Culpa El cielo sobre el campo de batalla no era un campo de batalla, era una tormenta.
Gritos y fuego rugían abajo, pero arriba en las nubes, era puro cataclismo.
Explosiones de energía pura agrietaban el cielo, relámpagos respondiendo a la furia del combate.
Y en el centro de todo, siete rangos S colisionaban con la fuerza de desastres naturales.
Nikko Yakomoto, portadora de un Talento Supremo, recibía lo peor de frente, soportando el peso de dos enemigos a la vez: la demonio y la grotesca forma corrompida de lo que solía ser Harry.
Se movía como algo ya no limitado por la carne humana.
Un parpadeo, y desaparecía.
En el siguiente, reaparecía directamente sobre el mutado Harry, sus guanteletes brillando con energía desatada.

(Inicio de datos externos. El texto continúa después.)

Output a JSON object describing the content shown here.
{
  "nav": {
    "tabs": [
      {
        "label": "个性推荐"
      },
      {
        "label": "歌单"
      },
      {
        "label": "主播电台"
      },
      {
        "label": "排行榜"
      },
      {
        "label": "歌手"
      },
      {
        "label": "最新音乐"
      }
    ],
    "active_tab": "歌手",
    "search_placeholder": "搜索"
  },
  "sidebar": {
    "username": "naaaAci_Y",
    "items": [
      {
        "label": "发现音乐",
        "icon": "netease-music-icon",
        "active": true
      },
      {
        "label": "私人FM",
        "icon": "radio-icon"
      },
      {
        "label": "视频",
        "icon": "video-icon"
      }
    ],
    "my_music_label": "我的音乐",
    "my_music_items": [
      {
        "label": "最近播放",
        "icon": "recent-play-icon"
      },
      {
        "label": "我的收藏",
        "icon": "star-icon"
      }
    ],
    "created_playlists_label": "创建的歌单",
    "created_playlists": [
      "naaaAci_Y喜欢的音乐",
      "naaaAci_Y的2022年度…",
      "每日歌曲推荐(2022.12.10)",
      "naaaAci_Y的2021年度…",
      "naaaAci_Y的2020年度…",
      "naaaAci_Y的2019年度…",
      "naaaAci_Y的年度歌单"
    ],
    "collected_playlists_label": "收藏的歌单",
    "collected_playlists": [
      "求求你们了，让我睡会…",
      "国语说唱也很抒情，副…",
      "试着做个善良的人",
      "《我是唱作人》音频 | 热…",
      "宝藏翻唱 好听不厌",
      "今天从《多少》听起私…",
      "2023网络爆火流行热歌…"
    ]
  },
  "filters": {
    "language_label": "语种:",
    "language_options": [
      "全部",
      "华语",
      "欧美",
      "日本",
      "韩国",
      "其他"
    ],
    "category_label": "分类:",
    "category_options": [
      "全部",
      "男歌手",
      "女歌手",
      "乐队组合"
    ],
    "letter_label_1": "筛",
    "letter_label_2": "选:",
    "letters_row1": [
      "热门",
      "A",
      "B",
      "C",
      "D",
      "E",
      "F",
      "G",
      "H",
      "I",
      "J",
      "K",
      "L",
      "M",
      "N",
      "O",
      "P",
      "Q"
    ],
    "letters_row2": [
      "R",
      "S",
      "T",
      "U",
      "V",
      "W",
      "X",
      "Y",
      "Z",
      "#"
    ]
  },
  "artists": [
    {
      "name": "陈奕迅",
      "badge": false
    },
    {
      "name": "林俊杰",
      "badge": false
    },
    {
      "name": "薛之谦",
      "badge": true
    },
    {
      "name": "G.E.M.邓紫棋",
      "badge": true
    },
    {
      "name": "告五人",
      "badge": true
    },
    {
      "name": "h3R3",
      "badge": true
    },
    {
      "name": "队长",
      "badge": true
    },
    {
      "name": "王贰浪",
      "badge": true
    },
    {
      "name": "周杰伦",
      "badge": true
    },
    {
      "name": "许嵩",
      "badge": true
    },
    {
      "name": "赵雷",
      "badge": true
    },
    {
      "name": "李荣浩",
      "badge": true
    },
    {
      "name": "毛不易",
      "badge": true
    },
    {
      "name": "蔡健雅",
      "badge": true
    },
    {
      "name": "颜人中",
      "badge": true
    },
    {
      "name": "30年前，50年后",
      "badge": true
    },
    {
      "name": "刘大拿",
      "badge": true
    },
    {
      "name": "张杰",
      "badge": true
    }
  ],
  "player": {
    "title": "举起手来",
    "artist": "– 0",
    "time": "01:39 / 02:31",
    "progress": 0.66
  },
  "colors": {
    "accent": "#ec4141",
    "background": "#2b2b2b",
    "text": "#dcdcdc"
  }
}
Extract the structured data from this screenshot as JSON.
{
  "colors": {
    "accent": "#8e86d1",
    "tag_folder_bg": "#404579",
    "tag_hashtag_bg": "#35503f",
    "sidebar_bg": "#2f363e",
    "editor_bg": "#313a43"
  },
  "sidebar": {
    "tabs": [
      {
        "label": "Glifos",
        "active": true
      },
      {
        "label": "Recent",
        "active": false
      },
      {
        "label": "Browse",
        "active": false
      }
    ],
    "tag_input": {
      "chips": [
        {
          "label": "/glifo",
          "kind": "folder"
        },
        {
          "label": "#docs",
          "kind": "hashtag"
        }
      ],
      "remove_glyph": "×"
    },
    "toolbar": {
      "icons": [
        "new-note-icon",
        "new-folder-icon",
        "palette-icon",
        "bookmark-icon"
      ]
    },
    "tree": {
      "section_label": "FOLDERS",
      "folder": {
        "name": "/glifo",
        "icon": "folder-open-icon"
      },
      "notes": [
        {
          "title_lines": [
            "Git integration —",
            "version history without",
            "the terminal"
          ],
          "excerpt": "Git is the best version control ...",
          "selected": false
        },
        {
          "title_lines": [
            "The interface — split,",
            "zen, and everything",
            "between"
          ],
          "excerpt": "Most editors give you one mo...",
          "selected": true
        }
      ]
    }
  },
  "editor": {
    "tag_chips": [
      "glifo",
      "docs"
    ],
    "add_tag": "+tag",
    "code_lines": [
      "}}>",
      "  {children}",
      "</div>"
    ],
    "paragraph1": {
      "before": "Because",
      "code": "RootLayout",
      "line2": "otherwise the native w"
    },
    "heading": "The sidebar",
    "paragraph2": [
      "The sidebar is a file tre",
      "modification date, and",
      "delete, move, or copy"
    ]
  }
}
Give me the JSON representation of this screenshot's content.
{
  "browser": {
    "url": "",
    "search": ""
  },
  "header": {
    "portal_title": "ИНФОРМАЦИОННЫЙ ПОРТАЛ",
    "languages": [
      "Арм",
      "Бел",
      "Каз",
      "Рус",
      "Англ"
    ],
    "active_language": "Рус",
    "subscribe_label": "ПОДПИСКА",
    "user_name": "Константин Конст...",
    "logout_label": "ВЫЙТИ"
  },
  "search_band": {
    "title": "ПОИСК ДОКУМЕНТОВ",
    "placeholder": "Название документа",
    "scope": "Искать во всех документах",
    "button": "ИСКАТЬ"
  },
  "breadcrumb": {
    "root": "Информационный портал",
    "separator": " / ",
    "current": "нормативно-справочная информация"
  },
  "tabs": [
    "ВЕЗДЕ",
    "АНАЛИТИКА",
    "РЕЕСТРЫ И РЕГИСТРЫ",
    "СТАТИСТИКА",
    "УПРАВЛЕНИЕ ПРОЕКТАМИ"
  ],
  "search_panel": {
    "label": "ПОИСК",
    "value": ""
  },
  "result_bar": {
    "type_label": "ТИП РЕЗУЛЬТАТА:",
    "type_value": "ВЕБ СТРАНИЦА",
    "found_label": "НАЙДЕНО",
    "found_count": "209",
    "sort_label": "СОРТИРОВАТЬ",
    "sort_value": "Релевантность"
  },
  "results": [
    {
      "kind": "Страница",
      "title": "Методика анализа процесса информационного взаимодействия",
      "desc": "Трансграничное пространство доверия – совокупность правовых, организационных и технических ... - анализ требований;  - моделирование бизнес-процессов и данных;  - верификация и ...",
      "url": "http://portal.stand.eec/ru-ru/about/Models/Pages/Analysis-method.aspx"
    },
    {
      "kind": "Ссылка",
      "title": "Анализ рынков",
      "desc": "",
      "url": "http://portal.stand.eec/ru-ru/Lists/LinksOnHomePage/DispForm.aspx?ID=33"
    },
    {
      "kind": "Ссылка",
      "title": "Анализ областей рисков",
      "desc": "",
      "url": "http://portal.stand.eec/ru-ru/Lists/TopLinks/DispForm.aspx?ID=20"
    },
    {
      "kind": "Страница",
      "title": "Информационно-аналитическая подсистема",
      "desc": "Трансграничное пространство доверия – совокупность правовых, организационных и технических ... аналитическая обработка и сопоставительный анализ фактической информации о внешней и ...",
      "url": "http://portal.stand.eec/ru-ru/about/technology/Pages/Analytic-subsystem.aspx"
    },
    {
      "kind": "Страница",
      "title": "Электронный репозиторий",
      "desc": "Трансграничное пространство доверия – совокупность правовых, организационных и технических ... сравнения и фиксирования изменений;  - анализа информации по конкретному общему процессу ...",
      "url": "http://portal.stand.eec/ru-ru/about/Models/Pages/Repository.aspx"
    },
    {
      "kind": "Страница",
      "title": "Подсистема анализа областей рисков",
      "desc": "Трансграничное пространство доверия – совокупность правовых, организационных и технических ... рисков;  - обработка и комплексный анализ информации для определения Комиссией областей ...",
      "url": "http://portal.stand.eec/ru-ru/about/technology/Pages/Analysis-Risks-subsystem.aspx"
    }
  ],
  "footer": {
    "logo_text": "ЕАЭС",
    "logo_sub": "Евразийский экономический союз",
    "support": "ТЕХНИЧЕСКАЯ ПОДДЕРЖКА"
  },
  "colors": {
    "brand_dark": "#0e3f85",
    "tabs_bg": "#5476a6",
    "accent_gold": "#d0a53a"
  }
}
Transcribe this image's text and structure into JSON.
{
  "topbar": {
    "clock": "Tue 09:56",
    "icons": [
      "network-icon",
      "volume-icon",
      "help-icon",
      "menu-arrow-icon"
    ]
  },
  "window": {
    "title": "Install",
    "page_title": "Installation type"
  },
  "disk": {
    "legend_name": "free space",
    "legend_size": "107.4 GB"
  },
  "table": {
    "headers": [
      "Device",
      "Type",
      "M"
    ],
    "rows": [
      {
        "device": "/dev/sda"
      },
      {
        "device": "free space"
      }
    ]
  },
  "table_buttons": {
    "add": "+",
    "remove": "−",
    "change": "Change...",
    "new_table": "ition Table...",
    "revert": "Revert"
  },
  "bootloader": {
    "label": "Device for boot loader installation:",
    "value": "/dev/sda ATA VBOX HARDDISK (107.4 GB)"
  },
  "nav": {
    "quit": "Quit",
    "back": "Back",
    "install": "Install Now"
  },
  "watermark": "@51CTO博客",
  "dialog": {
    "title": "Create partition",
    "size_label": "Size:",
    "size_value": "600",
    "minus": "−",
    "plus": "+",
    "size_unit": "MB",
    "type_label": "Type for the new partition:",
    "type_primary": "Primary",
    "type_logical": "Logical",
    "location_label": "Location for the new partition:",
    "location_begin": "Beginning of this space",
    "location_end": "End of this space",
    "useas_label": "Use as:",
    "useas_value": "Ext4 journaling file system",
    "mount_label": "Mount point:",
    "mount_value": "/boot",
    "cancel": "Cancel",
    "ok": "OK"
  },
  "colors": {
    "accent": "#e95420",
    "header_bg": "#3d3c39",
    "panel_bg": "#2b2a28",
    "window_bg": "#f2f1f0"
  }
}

Su corte debería haber conectado y haberlo partido en dos, pero la demonio intervino con espeluznante precisión, teletransportando a su retorcida creación en un instante.
Y con un destello negro.
La monstruosidad reapareció junto a Nikko con un violento revés.
Pero Nikko, más bestia que chica en ese momento, se retorció con una flexión inhumana de músculos e instinto, su cabeza esquivando por poco el golpe.
En el mismo aliento, cerró la distancia.
Su mano se disparó, dedos como acero mientras agarraba el brazo de la criatura en pleno golpe, y giró todo su cuerpo, antes de lanzarla a través del cielo como escombros en un tornado.
Antes de que pudiera siquiera gritar, ella ya estaba allí de nuevo, materializándose justo a su lado, con la pierna girando como una cuchilla de trueno.
La patada giratoria le alcanzó en la cara, el cráneo crujiendo con un repugnante crujido mientras era lanzado nuevamente, desapareciendo en las nubes como un cometa cayendo.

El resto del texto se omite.